Writing for the dissent, Justice Elena Kagan noted that the “Abood rule is deeply entrenched, and is the foundation for not tens or hundreds, but thousands of contracts between unions and governments across the nation. Our precedent about precedent, fairly understood and applied, makes it impossible for this court to reverse that decision.”

If the Supreme Court does overturn Abood, such a decision will have a profound impact, across the Country’s twenty five states that permit compulsory “fair share” for teachers, firefighters, police and other public workers as unions will not flourish if they cannot compel non-members to contribute toward their efforts. Friedrichs truly is a case to watch.

 

“No, You Can’t Wear That”—D.C. Circuit Sets Important Limitation On Union Apparel in the Workplace

Contributed by Steven Jados

In the opening sentence of its recent decision, Southern New England Telephone Co. v. NLRB, the federal D.C. Circuit Court of Appeals stated: “Common sense sometimes matters in resolving legal disputes.” If only that were always true in labor disputes.

The legal dispute in this matter centered on the fact that the company prohibited publicly visible employees—those who had direct contact with customers or the public—from wearing union t-shirts that said “Inmate” on the front and “Prisoner of AT$T” on the back. These shirts were part of a campaign by the union representing certain company employees to apply bargaining pressure in the midst of contentious contract negotiations. Notably, the company did allow the shirts to be worn by employees who were not publicly visible.

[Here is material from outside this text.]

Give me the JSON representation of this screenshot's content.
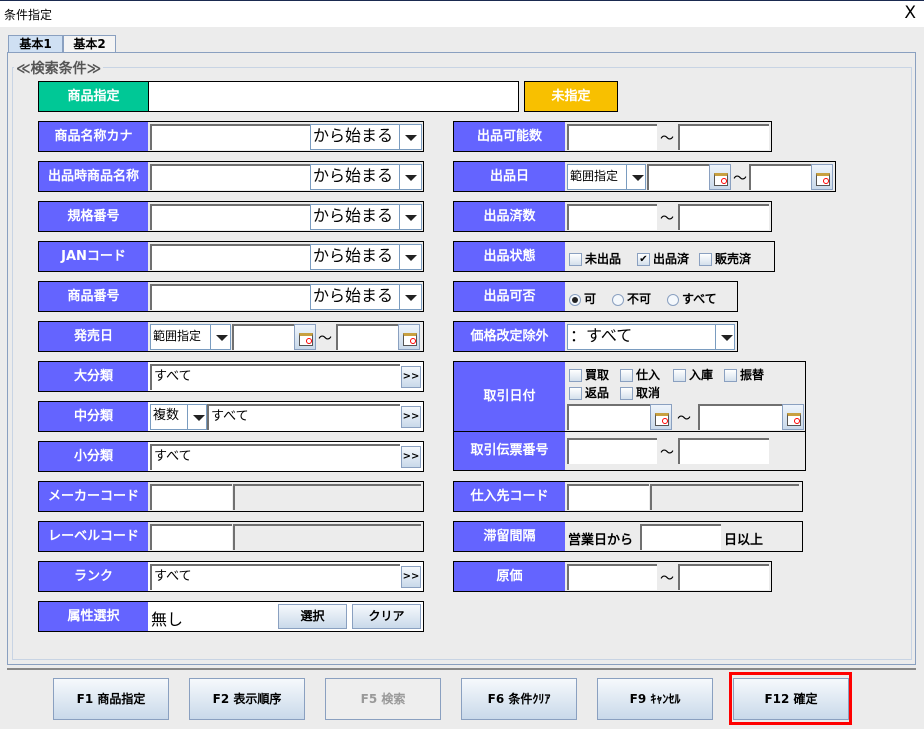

Common sense says it is less-than-ideal to have your customers and prospects think that you imprison your employees—metaphorically or otherwise.

43200054_sGenerally speaking, however, the National Labor Relations Act protects union members’ rights to wear clothing with union logos and slogans in the workplace. In light of the NLRB’s efforts to expand its reach into non-union workplaces, that same protection conceivably extends to articles of clothing linked to concerted activities relating to wages and working conditions, regardless of whether the clothing is worn by union or non-union employees.

Relying on that generalized protection, prior to this matter reaching the D.C. Circuit, the NLRB ruled that the company acted unlawfully by prohibiting employees from wearing the “prisoner” shirts, and suspending employees who refused to comply with the prohibition.

The D.C. Circuit, however, cited the “special circumstances” exception to the generalized protection favoring union apparel, and stated that this exception allows employers to stop employees “from displaying messages on the job that the company reasonably believes may harm its relationship with its customers or its public image.” In applying that exception to the union’s “prisoner” shirts, the court reinforced the strength and significance of an employer’s concerns of potential damage to customer relationships. Such concerns may outweigh employees’ rights on the subject of union apparel.

All of that said, the bottom line here is that companies do have some rights when it comes to limiting union apparel in the workplace. However, companies must tread carefully when attempting to impose apparel rules because the “special circumstances” exemption will not apply in every case. Common sense eventually prevailed in this matter, but that happened only after a lengthy legal battle that lasted more than five years.